Мимо насъ прошелъ жандармскiй  офицеръ. Онъ оглядѣлъ моего вахмистра и отвернулся. Тотъ всталъ и вѣжливо раскланялся вслѣдъ, и глаза его растерянно смотрѣли  на меня. 

- Не узналъ, должно… не поклонился… А нашъ это, Михайло Василичъ Амброзовъ…  изъ полку перевелся… Ему на площади камнемъ бокъ попортили… И что же вы думаете?... сотъ пять ему за бокъ-то отпустили?... на поправкѣ теперь… Нѣтъ, должно, сердится онъ на меня… 

- За что же?...

- Было дѣло одноююю Да вотъ слушайте, какъ это все повернулось… Ну, такъ вотъ… И приходитъ къ мнѣ сынъ… вотъ на заводѣ-то который… Навѣстить, стало быть. И чортъ меня дернулъ, разсказалъ я ему ппро все…  и шашку показываю… И такъ-то онъ у меня сѣрый съ лица-то, а тутъ зеленый сталъ… Вскочилъ съ табуретки, картузъ схватилъ… “Ты куда?” - говорю… - “Домой”, - говоритъ, а самъ дрожитъ. Вышли на дворъ-то, а онъ возьми меня живорѣзомъ-то и обзови… Да на весь дворъ, сударь!... 

- “Живорѣзъ ты, - говоритъ… - На такое дѣло пошелъ”… 

- “На какое такое?... Ахъ ты, говорю, разсукинъ ты сукинъ сынъ!... такiя слова отцу!”… - Обидѣлъ онъ меня тутъ, сударь, страсть…

- “Деньги-то тебѣ, говоритъ, за кровь платятъ”… 

- “Какъ такъ за кровь, а?”… - Врѣзалъ я ему тутъ сгоряча по шеѣ… картузъ съ него сбилъ… Конечно, не хорошо… ну, да вѣдь мальчишка онъ… А онъ меня при всѣхъ… на дворѣ изругалъ. 

- “Я, говоритъ, и знать тебя не хочу”. - Сыщикомъ обозвалъ… ей-Богу, такъ-таки и обозвалъ… Сыщикъ, говоритъ, ты…” Ну, и не приходилъ потомъ. А раньше все, бывало, въ праздникъ забѣжитъ… Какъ вы полагаете, а?... отъ родного сына-то!... 

Вахмистръ посмотрѣлъ мнѣ въ лицо, и я видѣлъ в его глазахъ и прошедшую, потухшую, обиду, и какое-то радостное, непонятное для меня чувство… 

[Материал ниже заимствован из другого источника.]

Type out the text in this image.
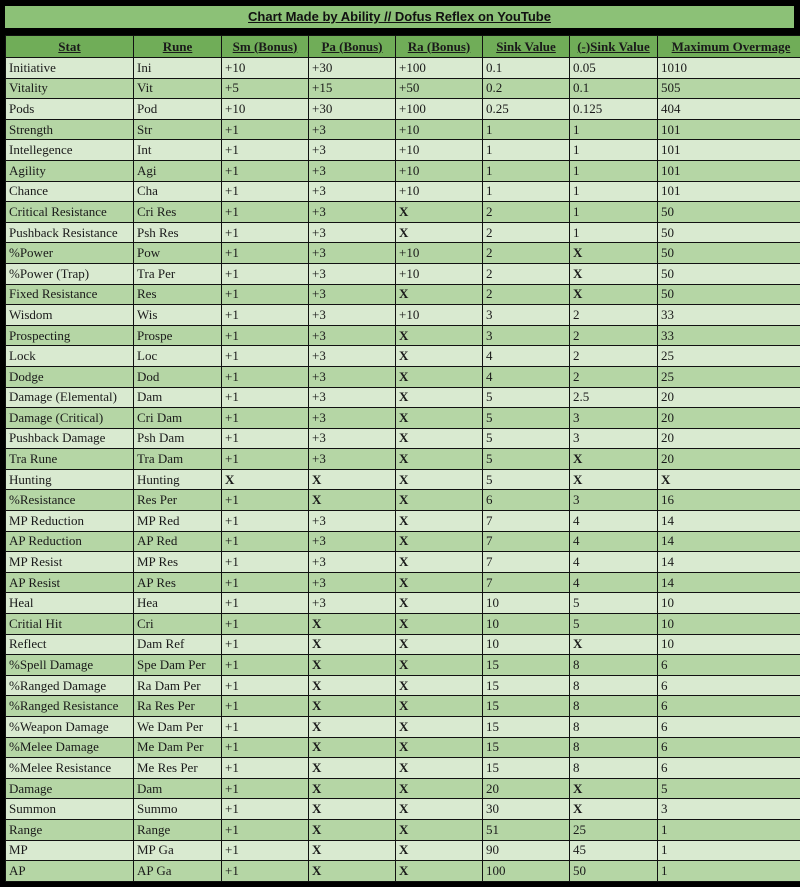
Chart Made by Ability // Dofus Reflex on YouTube
Stat	Rune	Sm (Bonus)	Pa (Bonus)	Ra (Bonus)	Sink Value	(-)Sink Value	Maximum Overmage
Initiative	Ini	+10	+30	+100	0.1	0.05	1010
Vitality	Vit	+5	+15	+50	0.2	0.1	505
Pods	Pod	+10	+30	+100	0.25	0.125	404
Strength	Str	+1	+3	+10	1	1	101
Intellegence	Int	+1	+3	+10	1	1	101
Agility	Agi	+1	+3	+10	1	1	101
Chance	Cha	+1	+3	+10	1	1	101
Critical Resistance	Cri Res	+1	+3	X	2	1	50
Pushback Resistance	Psh Res	+1	+3	X	2	1	50
%Power	Pow	+1	+3	+10	2	X	50
%Power (Trap)	Tra Per	+1	+3	+10	2	X	50
Fixed Resistance	Res	+1	+3	X	2	X	50
Wisdom	Wis	+1	+3	+10	3	2	33
Prospecting	Prospe	+1	+3	X	3	2	33
Lock	Loc	+1	+3	X	4	2	25
Dodge	Dod	+1	+3	X	4	2	25
Damage (Elemental)	Dam	+1	+3	X	5	2.5	20
Damage (Critical)	Cri Dam	+1	+3	X	5	3	20
Pushback Damage	Psh Dam	+1	+3	X	5	3	20
Tra Rune	Tra Dam	+1	+3	X	5	X	20
Hunting	Hunting	X	X	X	5	X	X
%Resistance	Res Per	+1	X	X	6	3	16
MP Reduction	MP Red	+1	+3	X	7	4	14
AP Reduction	AP Red	+1	+3	X	7	4	14
MP Resist	MP Res	+1	+3	X	7	4	14
AP Resist	AP Res	+1	+3	X	7	4	14
Heal	Hea	+1	+3	X	10	5	10
Critial Hit	Cri	+1	X	X	10	5	10
Reflect	Dam Ref	+1	X	X	10	X	10
%Spell Damage	Spe Dam Per	+1	X	X	15	8	6
%Ranged Damage	Ra Dam Per	+1	X	X	15	8	6
%Ranged Resistance	Ra Res Per	+1	X	X	15	8	6
%Weapon Damage	We Dam Per	+1	X	X	15	8	6
%Melee Damage	Me Dam Per	+1	X	X	15	8	6
%Melee Resistance	Me Res Per	+1	X	X	15	8	6
Damage	Dam	+1	X	X	20	X	5
Summon	Summo	+1	X	X	30	X	3
Range	Range	+1	X	X	51	25	1
MP	MP Ga	+1	X	X	90	45	1
AP	AP Ga	+1	X	X	100	50	1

- Вотъ онъ какой у меня, Сережка-то… Ну-съ, хорошо-съ… отточили шашки… востро отточили… Самъ полковникъна бумагѣ пробовалъ… Каждую шашку… какъ рѣжетъ… ей-Богу-съ… Да-съ… все исправно… И вдругъ намъ всѣмъ прибавка вышла, по случаю трудовъ… Ну, что-жъ… прибавка дѣло хорошее, - покорно благодаримъ… Лестно, конечно, ежели цѣнятъ… А тутъ вдругъ нашего одного и помяли… ночью у вокзала съ лошди сволокли и всыпали… померъ потомъ въ госпиталѣ, царство небесное… Тутъ вскорости Овечкинъ убѣгъ… такъ и не разыскали… Двоихъ подговаривалъ… опослѣ сказали… Трое еще на побывку въ деревню проситься стали, на здоровье жаловались все… Слабые которые… не пустили… Сверхсрочный одинъ совсѣмъ ушелъ… страшно, что ль, ему стало… Ну, я то не боялся… чего бояться… Я подъ Горнымъ Дубнякомъ смерть-то видалъ… и Георгiя получилъ тамъ…       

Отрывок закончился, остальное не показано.